(Где-то встречала на них пародию: «Больное тело требует укол. Здоровое — билеты на футбол...». И т. д., до бесконечности)...
А вот ещё уже почти хрестоматийное :
* * *
А главное – не надо пить с утра.
Не то всё прахом: отдых и работа.
Уж ежели вам пить пришла охота,
есть для вина вечерняя пора.
И плакать поутру никак нельзя,
иначе будет день разодран в клочья.
Перетерпеть, суметь дождаться ночи –
тогда катись, катись, моя слеза!
Еще нельзя влюбляться... стоп! Когда ж?
Ведь молодым сам бог велел влюбляться.
Черт дернул тех, кому вдвойне за двадцать...
А старикам все девять муз дивятся
и опыт их берут на карандаш,
чтобы в веках ему не затеряться.
Но главное – не надо пить с утра...
Увы, Майя пила. Это было уже в конце жизни, после многих утрат и потерь. Не судите да не судимы... Этот белый стих я не могу читать без слёз. И комментировать не могу. Больно.
* * *
О времена, милая мама, о нравы...
Я вот стеснялась тебя попросить с глазу на глаз,
но не стесняюсь публично просить и печатно.

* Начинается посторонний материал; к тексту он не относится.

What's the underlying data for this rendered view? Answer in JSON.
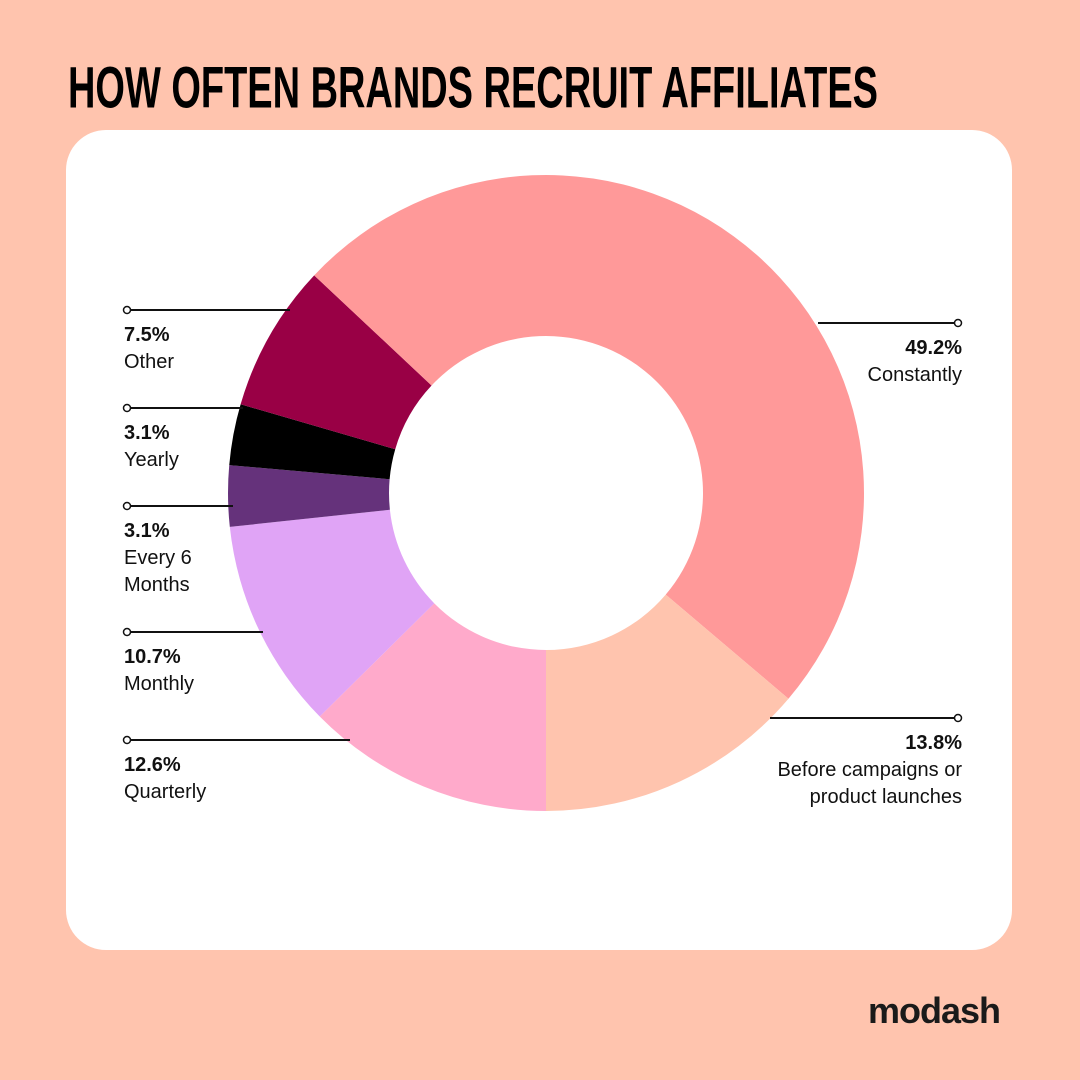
{
  "chart_data": {
    "type": "donut",
    "title": "HOW OFTEN BRANDS RECRUIT AFFILIATES",
    "categories": [
      "Quarterly",
      "Monthly",
      "Every 6 Months",
      "Yearly",
      "Other",
      "Constantly",
      "Before campaigns or product launches"
    ],
    "values": [
      12.6,
      10.7,
      3.1,
      3.1,
      7.5,
      49.2,
      13.8
    ],
    "value_labels": [
      "12.6%",
      "10.7%",
      "3.1%",
      "3.1%",
      "7.5%",
      "49.2%",
      "13.8%"
    ],
    "colors": [
      "#ffaacb",
      "#e0a4f6",
      "#65327b",
      "#000000",
      "#990045",
      "#ff9999",
      "#ffc4ae"
    ]
  },
  "brand": "modash"
}
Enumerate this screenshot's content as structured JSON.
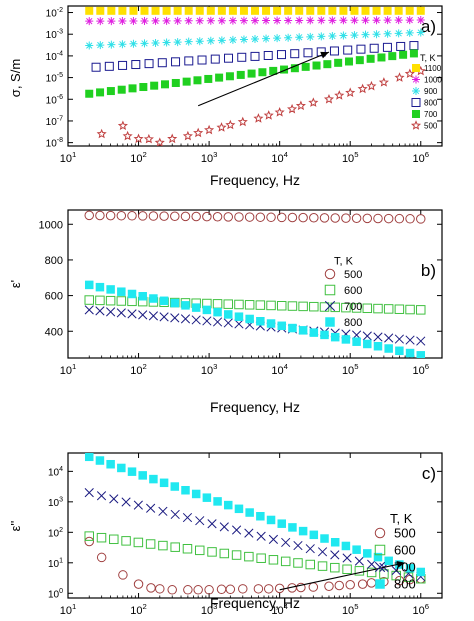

Просьба-то, в общем, пустячна: пожалуйста, мама,
после того, как прощусь я и двери захлопну,
протопочу по ступенькам все восемь пролётов
и поплетусь, побегу, пошагаю двором
наискосок — от дверей и до подворотни,
выгляни в форточку, мама! Так делал отец.
Но вот теперь его нет, и окно опустело...
О времена, милая мама, о дети,
мы — повзрослевшие и почужавшие дети...
В чём мы нуждаемся? Чем вы нам в силах помочь?
Материально? Материя наша — покрепче...
Добрым советом? Но кто теперь следует добрым советам?
Тем, что понянчите внуков... А если нет внуков?
Но вот в одном мы нуждаемся, как оказалось,
без исключения все, всякий раз, когда видимся с вами:
в том, чтоб, прощаясь, вы нам из окошка махали...
Мама, а знаешь, я тебе больше скажу:
мы умираем ведь не от инфаркта и рака,
просто мы шеи сворачиваем себе,
тщетно и долго оглядываясь на окна,
те, из которых вослед нам никто и не смотрит.
А иногда происходит такое: с подъятым
жалким лицом и со взором, беспомощно ждущим,
мы оступаемся, падая, что-то ломая
в хрупком, хотя уже взрослом, своём организме,
и утверждаем позднее, что пострадали
в авиа-, авто- или иной катастрофе.
А. Рубашкин рассказывает о своих последних встречах с Майей:
«Последние годы Борисова жила в самом центре города. Ее квартира смотрела большим окном на Неву и Петропавловскую крепость. Летом часто приезжала в Комарово, в Дом творчества. Помню, как в жаркий день встретил ее неподалеку от станции. Был рад встрече, думал, смогу поговорить. Меня беспокоила её отстранённость, нежелание вступать в контакты. Вспоминались дни в Коктебеле, где отдыхала шумная компания — Адамовичи, Черниченки, Павловские... Борисова была душой всех наших сборищ, розыгрышей, живой, светлый человек... И вот — совсем другая Майя, она и внешне изменилась, погрузнела.
С веселостью, пожалуй, напускной, я спросил, не идёт ли она на озеро. Ответ был сухим, кратким. «Нет, опять в Репино. Ты же знаешь, там похоронен мой брат...» Я знал, и не то что забыл, но хотел отвлечь от мрачной темы. Разговор не получился. И уж совсем не вышел, когда я позвонил через несколько месяцев; она даже вряд ли узнала меня, и сама была неузнаваема. «Майенька, ты не можешь говорить? Так я в другой раз». — «Да, не могу», — сказал чужой голос. Другого раза не вышло».